One good example of measured improvement can be found from one of Intel’s very well written White Papers on the subject of Security Investment or (ROSI) here: Measuring the Return on IT Security Investments.

 

Many countermeasures can be put in place at once in order to establish a good defense in depth strategy for the IT Security program. But if IT business value proposition is important, an approach that allows implementation of security countermeasures (or improvements) one by one can allow measurements to be taken and proper value to the organization can be assessed. Whether it’s CMMI to show increased maturity level in handling a security event, Six Sigma for improvements on the process, or ROSI that shows return on the initial security investment, all can be very beneficial to cost justification as they provide indicators on just how much improvement was achieved based on the metrics collected.

 

The truth, in my humble opinion, is that even though all of the calculations providing justification to information security investment have some subjectivity, they are very meaningful and necessary in allowing the appropriate communication to take place about risk mitigation.  An organization’s obligation to protect its information assets is considered due diligence, and in some cases IT security controls are mandated under regulatory compliance.
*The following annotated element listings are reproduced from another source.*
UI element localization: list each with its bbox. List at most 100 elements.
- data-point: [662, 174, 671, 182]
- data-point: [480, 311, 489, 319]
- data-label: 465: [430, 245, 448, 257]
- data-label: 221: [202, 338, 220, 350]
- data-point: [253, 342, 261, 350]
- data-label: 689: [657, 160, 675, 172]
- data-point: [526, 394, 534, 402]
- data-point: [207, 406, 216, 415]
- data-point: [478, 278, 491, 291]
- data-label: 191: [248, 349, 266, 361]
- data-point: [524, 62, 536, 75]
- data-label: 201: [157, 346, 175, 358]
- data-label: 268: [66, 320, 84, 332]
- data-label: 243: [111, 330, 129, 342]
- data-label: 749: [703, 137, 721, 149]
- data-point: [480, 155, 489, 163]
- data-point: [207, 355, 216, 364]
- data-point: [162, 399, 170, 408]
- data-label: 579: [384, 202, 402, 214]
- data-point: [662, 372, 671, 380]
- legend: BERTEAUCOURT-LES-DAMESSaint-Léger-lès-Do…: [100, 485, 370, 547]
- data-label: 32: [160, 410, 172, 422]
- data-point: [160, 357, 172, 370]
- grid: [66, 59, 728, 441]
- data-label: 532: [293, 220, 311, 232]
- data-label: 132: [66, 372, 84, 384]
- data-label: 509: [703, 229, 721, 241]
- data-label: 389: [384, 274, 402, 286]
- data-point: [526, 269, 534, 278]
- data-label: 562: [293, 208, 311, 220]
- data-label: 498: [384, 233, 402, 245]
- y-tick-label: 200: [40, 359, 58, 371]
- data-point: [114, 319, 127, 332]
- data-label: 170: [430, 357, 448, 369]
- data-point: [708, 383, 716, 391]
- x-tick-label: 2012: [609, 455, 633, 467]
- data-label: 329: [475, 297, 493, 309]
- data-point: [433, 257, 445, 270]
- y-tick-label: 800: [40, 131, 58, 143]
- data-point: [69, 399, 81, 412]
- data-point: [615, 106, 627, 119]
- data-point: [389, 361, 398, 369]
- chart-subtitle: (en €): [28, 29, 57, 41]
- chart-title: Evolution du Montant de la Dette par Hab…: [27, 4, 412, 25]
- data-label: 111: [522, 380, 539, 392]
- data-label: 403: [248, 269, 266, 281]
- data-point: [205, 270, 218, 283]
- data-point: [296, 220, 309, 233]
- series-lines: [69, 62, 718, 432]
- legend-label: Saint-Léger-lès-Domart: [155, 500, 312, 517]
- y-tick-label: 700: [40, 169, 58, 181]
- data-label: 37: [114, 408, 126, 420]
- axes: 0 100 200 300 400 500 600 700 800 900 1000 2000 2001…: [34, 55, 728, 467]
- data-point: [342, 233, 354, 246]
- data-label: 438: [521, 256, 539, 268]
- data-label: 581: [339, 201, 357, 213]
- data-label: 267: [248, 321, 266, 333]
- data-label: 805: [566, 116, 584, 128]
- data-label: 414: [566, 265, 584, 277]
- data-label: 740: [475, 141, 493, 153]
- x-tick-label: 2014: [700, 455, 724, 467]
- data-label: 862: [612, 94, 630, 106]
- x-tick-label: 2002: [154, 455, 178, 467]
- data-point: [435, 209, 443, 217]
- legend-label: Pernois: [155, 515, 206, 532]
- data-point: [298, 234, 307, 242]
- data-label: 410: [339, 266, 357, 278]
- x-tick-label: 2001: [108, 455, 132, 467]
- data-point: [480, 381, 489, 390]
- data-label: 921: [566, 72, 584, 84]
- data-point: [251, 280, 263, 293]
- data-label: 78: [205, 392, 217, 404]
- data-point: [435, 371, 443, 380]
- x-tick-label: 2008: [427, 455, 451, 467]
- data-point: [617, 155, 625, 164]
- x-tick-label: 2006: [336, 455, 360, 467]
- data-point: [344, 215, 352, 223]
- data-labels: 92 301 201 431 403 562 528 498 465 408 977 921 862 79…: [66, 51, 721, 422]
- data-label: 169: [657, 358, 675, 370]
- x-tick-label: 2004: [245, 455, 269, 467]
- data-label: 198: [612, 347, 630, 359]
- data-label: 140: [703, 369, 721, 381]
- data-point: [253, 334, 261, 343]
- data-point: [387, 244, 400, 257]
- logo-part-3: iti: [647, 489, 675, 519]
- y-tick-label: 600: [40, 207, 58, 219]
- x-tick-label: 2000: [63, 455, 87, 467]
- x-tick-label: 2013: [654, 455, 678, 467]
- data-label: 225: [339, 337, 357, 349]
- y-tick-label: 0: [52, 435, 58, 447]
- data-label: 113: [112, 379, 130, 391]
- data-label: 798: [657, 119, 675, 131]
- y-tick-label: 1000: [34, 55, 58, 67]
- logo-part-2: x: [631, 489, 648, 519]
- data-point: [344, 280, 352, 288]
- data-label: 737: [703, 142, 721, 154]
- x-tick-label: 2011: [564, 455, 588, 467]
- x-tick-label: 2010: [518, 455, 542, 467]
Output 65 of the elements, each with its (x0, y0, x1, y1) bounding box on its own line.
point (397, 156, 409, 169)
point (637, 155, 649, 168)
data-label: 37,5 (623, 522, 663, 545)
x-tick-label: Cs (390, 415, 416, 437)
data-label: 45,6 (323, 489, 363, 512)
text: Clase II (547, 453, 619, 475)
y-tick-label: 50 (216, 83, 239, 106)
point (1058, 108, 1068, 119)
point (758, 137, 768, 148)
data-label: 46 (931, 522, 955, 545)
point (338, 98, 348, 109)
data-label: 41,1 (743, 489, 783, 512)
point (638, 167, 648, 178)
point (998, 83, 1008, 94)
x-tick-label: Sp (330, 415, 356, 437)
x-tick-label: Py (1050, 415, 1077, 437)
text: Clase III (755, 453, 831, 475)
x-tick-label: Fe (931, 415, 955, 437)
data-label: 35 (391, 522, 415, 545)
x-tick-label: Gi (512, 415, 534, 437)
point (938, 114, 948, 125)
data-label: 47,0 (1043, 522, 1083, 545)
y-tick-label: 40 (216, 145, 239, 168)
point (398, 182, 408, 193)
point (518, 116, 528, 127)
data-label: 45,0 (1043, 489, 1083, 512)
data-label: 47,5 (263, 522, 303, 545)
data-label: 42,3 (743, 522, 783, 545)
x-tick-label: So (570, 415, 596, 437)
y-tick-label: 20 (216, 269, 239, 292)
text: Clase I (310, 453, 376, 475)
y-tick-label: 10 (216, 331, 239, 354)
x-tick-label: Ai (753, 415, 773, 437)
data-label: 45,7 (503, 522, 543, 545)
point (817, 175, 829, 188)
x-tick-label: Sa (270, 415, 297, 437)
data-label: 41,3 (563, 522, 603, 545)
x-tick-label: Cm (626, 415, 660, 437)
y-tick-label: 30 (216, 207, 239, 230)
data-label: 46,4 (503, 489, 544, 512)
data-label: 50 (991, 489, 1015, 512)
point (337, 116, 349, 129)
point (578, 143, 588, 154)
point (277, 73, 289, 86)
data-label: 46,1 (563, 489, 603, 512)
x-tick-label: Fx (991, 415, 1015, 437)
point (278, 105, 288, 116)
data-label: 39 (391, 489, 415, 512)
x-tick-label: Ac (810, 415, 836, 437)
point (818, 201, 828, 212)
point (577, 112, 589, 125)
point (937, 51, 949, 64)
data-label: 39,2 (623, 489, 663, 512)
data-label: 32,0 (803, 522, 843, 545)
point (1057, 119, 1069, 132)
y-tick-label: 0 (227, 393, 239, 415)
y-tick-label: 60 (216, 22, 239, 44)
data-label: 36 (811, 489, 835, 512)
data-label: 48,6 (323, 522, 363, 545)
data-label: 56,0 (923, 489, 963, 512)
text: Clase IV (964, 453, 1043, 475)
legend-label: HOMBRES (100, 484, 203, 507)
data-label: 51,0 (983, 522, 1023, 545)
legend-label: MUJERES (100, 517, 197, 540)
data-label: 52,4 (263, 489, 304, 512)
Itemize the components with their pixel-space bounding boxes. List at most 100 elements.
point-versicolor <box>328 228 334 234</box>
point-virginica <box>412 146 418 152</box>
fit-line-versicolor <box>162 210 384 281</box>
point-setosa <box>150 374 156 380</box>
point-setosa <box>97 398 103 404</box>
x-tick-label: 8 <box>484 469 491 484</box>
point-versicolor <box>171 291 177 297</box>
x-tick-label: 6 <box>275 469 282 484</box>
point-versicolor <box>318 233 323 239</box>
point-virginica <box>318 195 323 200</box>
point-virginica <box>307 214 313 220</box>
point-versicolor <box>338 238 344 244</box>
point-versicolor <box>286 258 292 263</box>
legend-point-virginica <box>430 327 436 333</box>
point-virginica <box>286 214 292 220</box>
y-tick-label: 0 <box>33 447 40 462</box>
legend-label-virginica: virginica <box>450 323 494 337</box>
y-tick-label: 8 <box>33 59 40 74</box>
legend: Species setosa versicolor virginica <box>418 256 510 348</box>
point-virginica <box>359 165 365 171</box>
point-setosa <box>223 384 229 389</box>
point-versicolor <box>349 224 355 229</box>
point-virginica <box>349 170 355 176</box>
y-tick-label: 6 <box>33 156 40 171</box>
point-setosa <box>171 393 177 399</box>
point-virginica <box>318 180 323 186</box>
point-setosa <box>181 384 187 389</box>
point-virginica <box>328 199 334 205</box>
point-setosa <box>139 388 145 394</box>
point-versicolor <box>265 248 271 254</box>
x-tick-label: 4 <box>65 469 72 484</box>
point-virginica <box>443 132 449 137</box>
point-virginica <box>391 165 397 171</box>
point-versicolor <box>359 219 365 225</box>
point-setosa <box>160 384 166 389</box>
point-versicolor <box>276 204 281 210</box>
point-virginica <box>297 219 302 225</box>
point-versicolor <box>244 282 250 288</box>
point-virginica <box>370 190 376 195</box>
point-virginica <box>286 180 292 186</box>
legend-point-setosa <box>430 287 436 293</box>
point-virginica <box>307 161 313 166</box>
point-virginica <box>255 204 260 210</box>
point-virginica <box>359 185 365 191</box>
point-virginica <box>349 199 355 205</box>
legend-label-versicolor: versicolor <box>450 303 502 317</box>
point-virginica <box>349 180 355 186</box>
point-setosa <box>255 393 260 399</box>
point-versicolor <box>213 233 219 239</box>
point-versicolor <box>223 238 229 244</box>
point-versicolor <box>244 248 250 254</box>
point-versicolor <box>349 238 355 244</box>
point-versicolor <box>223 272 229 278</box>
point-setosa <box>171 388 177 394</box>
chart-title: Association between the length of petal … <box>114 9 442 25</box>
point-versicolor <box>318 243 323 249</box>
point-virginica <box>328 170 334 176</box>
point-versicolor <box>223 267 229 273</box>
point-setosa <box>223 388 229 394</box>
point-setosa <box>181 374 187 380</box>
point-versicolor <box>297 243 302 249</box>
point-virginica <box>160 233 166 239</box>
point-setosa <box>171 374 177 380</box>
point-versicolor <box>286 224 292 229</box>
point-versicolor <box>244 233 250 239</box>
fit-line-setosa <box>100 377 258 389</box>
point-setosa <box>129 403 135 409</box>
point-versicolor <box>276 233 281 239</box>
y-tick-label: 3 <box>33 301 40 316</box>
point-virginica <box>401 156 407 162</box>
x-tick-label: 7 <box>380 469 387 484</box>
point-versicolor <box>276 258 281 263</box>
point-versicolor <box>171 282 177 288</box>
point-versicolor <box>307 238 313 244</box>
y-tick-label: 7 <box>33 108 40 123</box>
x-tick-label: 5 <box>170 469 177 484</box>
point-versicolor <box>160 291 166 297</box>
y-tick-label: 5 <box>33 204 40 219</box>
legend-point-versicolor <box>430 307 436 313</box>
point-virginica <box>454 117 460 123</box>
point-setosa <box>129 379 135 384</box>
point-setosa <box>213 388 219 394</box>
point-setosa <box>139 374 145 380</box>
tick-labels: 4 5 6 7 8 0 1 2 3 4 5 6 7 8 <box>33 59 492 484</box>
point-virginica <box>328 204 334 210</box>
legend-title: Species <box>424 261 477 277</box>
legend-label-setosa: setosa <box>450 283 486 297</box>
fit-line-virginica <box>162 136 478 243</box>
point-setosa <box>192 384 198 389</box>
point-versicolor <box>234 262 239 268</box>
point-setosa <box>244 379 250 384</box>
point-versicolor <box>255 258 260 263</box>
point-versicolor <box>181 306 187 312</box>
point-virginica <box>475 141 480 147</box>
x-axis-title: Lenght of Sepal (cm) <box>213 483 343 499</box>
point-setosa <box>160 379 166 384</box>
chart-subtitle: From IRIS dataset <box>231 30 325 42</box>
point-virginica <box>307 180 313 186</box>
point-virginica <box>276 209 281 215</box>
But unfortunately, many organizations are forced into a security program with the only purpose of satisfying regulatory compliance making it very difficult to measure business value. Security audits should only be used to verify security controls are in place and working properly, not to control the direction of a security program. Information security should be created with a defense in depth strategy in mind and the consideration of the data classification that needs to be protected. The organization’s culture plays a huge role in making strides with this and implementation of standards like ISO 17799/27002, NIST-800 series, and COBIT can also help in this strategy.

 

A strategy that focuses on IT Security improvements can be measured to show that it is an investment in the organization’s capability and maturity or that it is an improvement on the protection of information assets. As with any process, there is always room for improvement in IT Security. The IT Security program should be created to protect the organization and by determining the indicators for success, information security expenditures can not only be justified but can also be an investment in IT Business Value.